Em 2024, o STF também fixou a proibição de desqualificação de vítimas de crimes sexuais em audiências na Justiça e interrogatórios policiais.
A pedalada teve como destino final a Trilha Ecológica, um dos espaços de referência para atividades de educação ambiental no município
Com o objetivo de promover a integração comunitária, a conscientização ambiental e a prática esportiva, o governo de Rondônia realizou, no domingo (7), a 5ª edição da Pedalada pela Naturezaem Alta Floresta d’Oeste.
A iniciativa, que marcou um dos maiores eventos ciclísticos já promovidos na cidade, foi organizada pela Secretaria de Estado do Desenvolvimento Ambiental (Sedam), através do Escritório Regional de Gestão Ambiental (Erga) do município e do Batalhão de Polícia Ambiental (BPA), em parceria com a Prefeitura Municipal e o Departamento Estadual de Trânsito (Detran-RO), contando ainda com o apoio do comércio local e de voluntários.
A pedalada teve como destino final a Trilha Ecológica, um dos espaços de referência para atividades de educação ambiental no município.
O evento registrou quase 600 inscritos e mobilizou aproximadamente 800 pessoas entre participantes, equipes de apoio e organização.
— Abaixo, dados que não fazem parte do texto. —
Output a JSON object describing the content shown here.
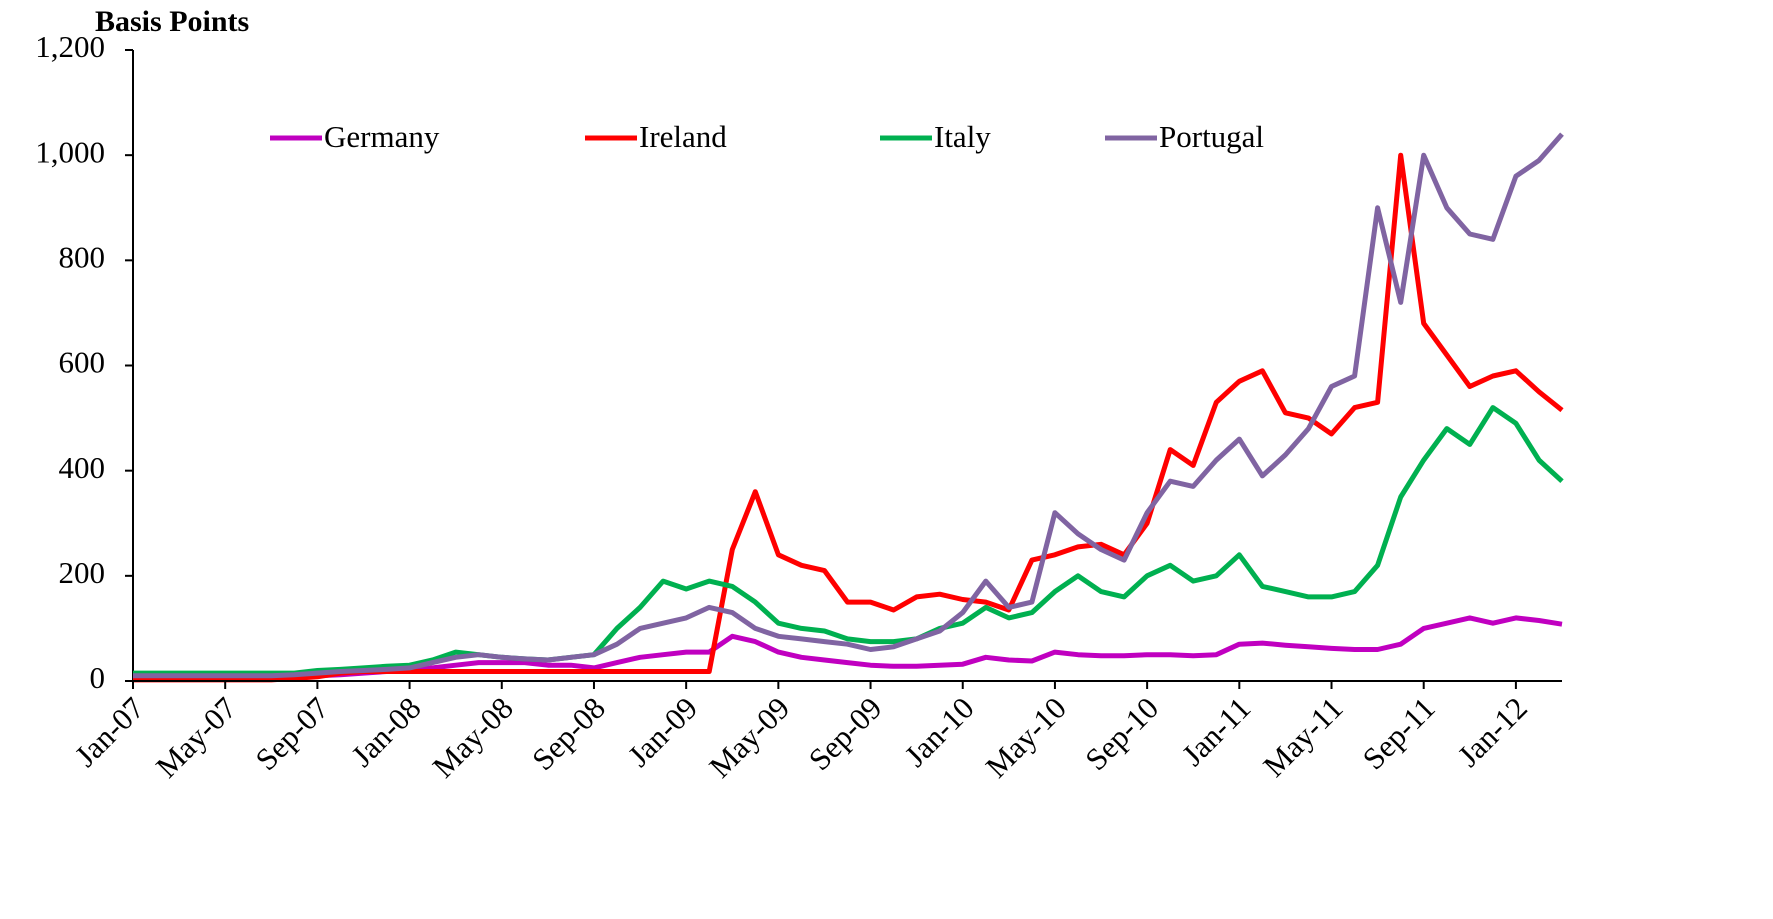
{
  "chart_data": {
    "type": "line",
    "y_axis_label": "Basis Points",
    "categories": [
      "Jan-07",
      null,
      null,
      null,
      "May-07",
      null,
      null,
      null,
      "Sep-07",
      null,
      null,
      null,
      "Jan-08",
      null,
      null,
      null,
      "May-08",
      null,
      null,
      null,
      "Sep-08",
      null,
      null,
      null,
      "Jan-09",
      null,
      null,
      null,
      "May-09",
      null,
      null,
      null,
      "Sep-09",
      null,
      null,
      null,
      "Jan-10",
      null,
      null,
      null,
      "May-10",
      null,
      null,
      null,
      "Sep-10",
      null,
      null,
      null,
      "Jan-11",
      null,
      null,
      null,
      "May-11",
      null,
      null,
      null,
      "Sep-11",
      null,
      null,
      null,
      "Jan-12",
      null,
      null
    ],
    "series": [
      {
        "name": "Germany",
        "color": "#c000c0",
        "values": [
          5,
          5,
          5,
          5,
          5,
          5,
          5,
          8,
          10,
          12,
          15,
          18,
          20,
          25,
          30,
          35,
          35,
          35,
          30,
          30,
          25,
          35,
          45,
          50,
          55,
          55,
          85,
          75,
          55,
          45,
          40,
          35,
          30,
          28,
          28,
          30,
          32,
          45,
          40,
          38,
          55,
          50,
          48,
          48,
          50,
          50,
          48,
          50,
          70,
          72,
          68,
          65,
          62,
          60,
          60,
          70,
          100,
          110,
          120,
          110,
          120,
          115,
          108
        ]
      },
      {
        "name": "Ireland",
        "color": "#ff0000",
        "values": [
          2,
          2,
          2,
          2,
          2,
          2,
          2,
          5,
          8,
          15,
          18,
          18,
          18,
          18,
          18,
          18,
          18,
          18,
          18,
          18,
          18,
          18,
          18,
          18,
          18,
          18,
          250,
          360,
          240,
          220,
          210,
          150,
          150,
          135,
          160,
          165,
          155,
          150,
          135,
          230,
          240,
          255,
          260,
          240,
          300,
          440,
          410,
          530,
          570,
          590,
          510,
          500,
          470,
          520,
          530,
          1000,
          680,
          620,
          560,
          580,
          590,
          550,
          515
        ]
      },
      {
        "name": "Italy",
        "color": "#00b050",
        "values": [
          15,
          15,
          15,
          15,
          15,
          15,
          15,
          15,
          20,
          22,
          25,
          28,
          30,
          40,
          55,
          50,
          45,
          42,
          40,
          45,
          50,
          100,
          140,
          190,
          175,
          190,
          180,
          150,
          110,
          100,
          95,
          80,
          75,
          75,
          80,
          100,
          110,
          140,
          120,
          130,
          170,
          200,
          170,
          160,
          200,
          220,
          190,
          200,
          240,
          180,
          170,
          160,
          160,
          170,
          220,
          350,
          420,
          480,
          450,
          520,
          490,
          420,
          380
        ]
      },
      {
        "name": "Portugal",
        "color": "#8064a2",
        "values": [
          10,
          10,
          10,
          10,
          10,
          10,
          10,
          12,
          15,
          18,
          20,
          22,
          25,
          35,
          45,
          50,
          45,
          42,
          40,
          45,
          50,
          70,
          100,
          110,
          120,
          140,
          130,
          100,
          85,
          80,
          75,
          70,
          60,
          65,
          80,
          95,
          130,
          190,
          140,
          150,
          320,
          280,
          250,
          230,
          320,
          380,
          370,
          420,
          460,
          390,
          430,
          480,
          560,
          580,
          900,
          720,
          1000,
          900,
          850,
          840,
          960,
          990,
          1040
        ]
      }
    ],
    "ylim": [
      0,
      1200
    ],
    "yticks": [
      0,
      200,
      400,
      600,
      800,
      {
        "value": 1000,
        "label": "1,000"
      },
      {
        "value": 1200,
        "label": "1,200"
      }
    ],
    "legend": "top"
  }
}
A expressiva adesão demonstra o fortalecimento da iniciativa ao longo dos anos, consolidando a Pedalada pela Natureza como uma importante ferramenta de sensibilização ambiental e incentivo à participação da comunidade em ações voltadas à preservação dos recursos naturais. Com percurso de 18 quilômetros, os ciclistas percorreram importantes vias urbanas e estradas da região, em um trajeto que uniu atividade física, contato com a natureza e conscientização ambiental.
Pedalada reuniu quase 600 inscritos e mobilizou cerca de 800 pessoas
Para o governador de Rondônia, Marcos Rocha, o evento é um exemplo de como a união entre o poder público, instituições parceiras e a comunidade pode gerar resultados positivos. “A Pedalada pela Natureza é uma ação que promove conscientização, fortalece o vínculo da população com o meio ambiente e incentiva a adoção de práticas sustentáveis no dia a dia”, evidenciou.
EDUCAÇÃO AMBIENTAL
Na chegada, os participantes foram recepcionados com apresentações da fanfarra e da banda da Guarda Mirim, além de um café da manhã especial preparado para acolher os ciclistas. O encerramento foi marcado pelo sorteio de oito bicicletas e diversos brindes, promovendo ainda mais entusiasmo entre os participantes. A realização da 5ª Pedalada pela Natureza reforça o compromisso das instituições envolvidas com a promoção da educação ambiental, da qualidade de vida e da valorização dos espaços naturais, incentivando práticas sustentáveis e a construção de uma sociedade mais consciente e participativa.
O percurso de 18 quilômetros percorreu importantes vias urbanas e estradas da região
Segundo o gerente do Erga de Alta Floresta d’Oeste, Laercio Ribeiro de Oliveira, a programação fortaleceu a integração entre famílias, amigos e instituições parceiras, além de valorizar iniciativas voltadas ao bem-estar da população. “Ver a participação expressiva da comunidade nesta quinta edição demonstra que a mensagem de preservação ambiental está alcançando cada vez mais pessoas. A Pedalada pela Natureza já se consolidou como um evento tradicional no município, promovendo integração, lazer e conscientização sobre a importância da conservação dos nossos recursos naturais”, ressaltou.
O secretário da Sedam, Marco Antonio Lagos, comemorou o sucesso da pedalada. “A educação ambiental é uma ferramenta fundamental para a construção de uma sociedade mais consciente e comprometida com a sustentabilidade. Eventos como a Pedalada pela Natureza mostram que é possível unir esporte, cidadania e preservação ambiental em uma única ação, ampliando o alcance das políticas públicas e fortalecendo o engajamento da população na proteção do meio ambiente”, enfatizou.